BACH: The Well-Tempered Clavier Vol. 2 = Christophe Rousset – Aparté AP070 (2 CDs in slipcase), 76:00, 81:05 [1/14/14] [Distr. By Harmonia mundi] *****:
Over the course of his career, Christophe Rousset has consistently excelled in the range and integrity of his explorations, first as a harpsichordist and then as director of Les Talens Lyriques (check out his splendid new recording of Lully’s Phaëton for Harmonia Mundi).
Now firmly established on the Aparté label after having been a Decca mainstay for many years (my fondest memory is of a Marin Marais recital he did with gambist Christophe Coin), Rousset moves into the big leagues with Bach’s Well-Tempered Clavier Book Two.
Written 20 years after the more well-known first book, and “stretching the limits of the possible,” as Rousset writes in his booklet note, WTC 2 is never really jolly music, and in fact listening to performances as introspective as these are a reminder of not only how much there is in its musical depths but also a kind of wonder at how transcendentally Bach was able to comprehend and convey so much with such ordinary means. Unless you are a skilled score reader, parsing the bare notes themselves yield up little of their secrets.
Playing on a 1628 Ruckers harpsichord, which has been preserved in the Chateau de Versailles since 1946, Rousset links Bach’s ordinary lines in the score to the sublime heights of what still demands being called an Everest of its time. Rousset is a master of the diversity of pan-European styles which Bach calls forth and which Rousset applies with just the right the miraculous touch needed to create the expressive humanity Bach had in his heart while all this structural superstructure was getting built in his head.
In the interstices of the preludes and fugues, for example, Bach is taking obvious joy mixed with humility at being able to command such obviously godlike forces of music; at some level Bach must have realized he was a Prospero himself. And like it was for Shakespeare’s iconic alter ego, it would have been a deeply sobering thought to Bach.
It is of course that every composer, right down to the garage band around the corner, hears vastly more and deeper than the notes they write on the score. The depths which lie under Bach’s notes are, perhaps because of their self-conscious rigor and formality, prevent us from having an actual convincing idea of what he expected to hear, despite the highly sophisticated, ultra- knowledgeable state of our expertise.
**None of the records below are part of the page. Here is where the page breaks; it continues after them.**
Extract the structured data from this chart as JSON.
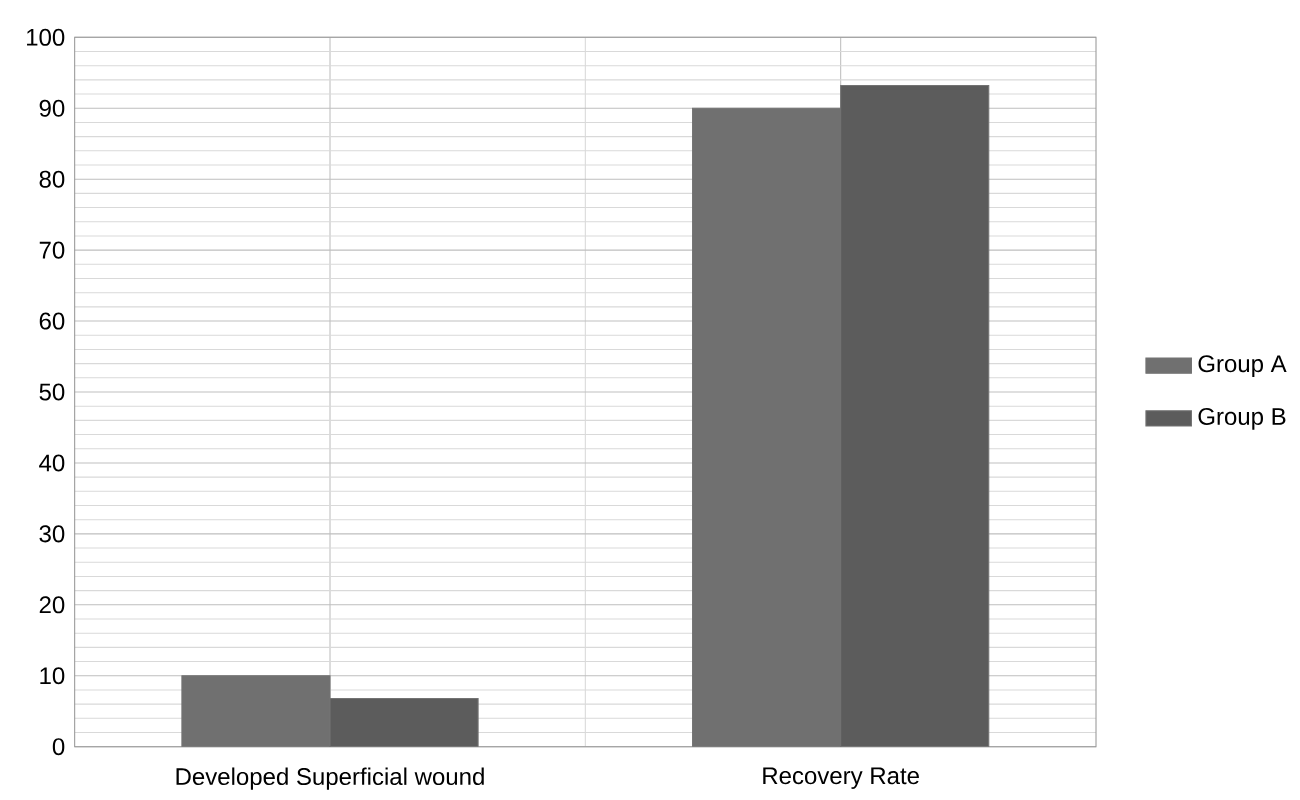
{
  "chart_data": {
    "type": "bar",
    "categories": [
      "Developed Superficial wound",
      "Recovery Rate"
    ],
    "series": [
      {
        "name": "Group A",
        "color": "#707070",
        "values": [
          10,
          90
        ]
      },
      {
        "name": "Group B",
        "color": "#5c5c5c",
        "values": [
          6.8,
          93.2
        ]
      }
    ],
    "ylim": [
      0,
      100
    ],
    "yticks": [
      0,
      10,
      20,
      30,
      40,
      50,
      60,
      70,
      80,
      90,
      100
    ],
    "grid": true,
    "legend": "right"
  }
}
But performances like these, which are often very touching and grand (and foursquare at times too, as if plotting time) do convince us Bach was speaking profoundly to our musical souls. The miraculously-alive recording, made in the wonderfully incongruous chambers of the Dauphin at Versailles, adds a vibrant elegance that might well have delighted the composer if he would had allowed himself the pleasure. [French harpsichord (which experts agree sound the best), French harpsichordist, Versailles venue, and French record label, so why would it be incongruous that it happens to be German music?…Ed.]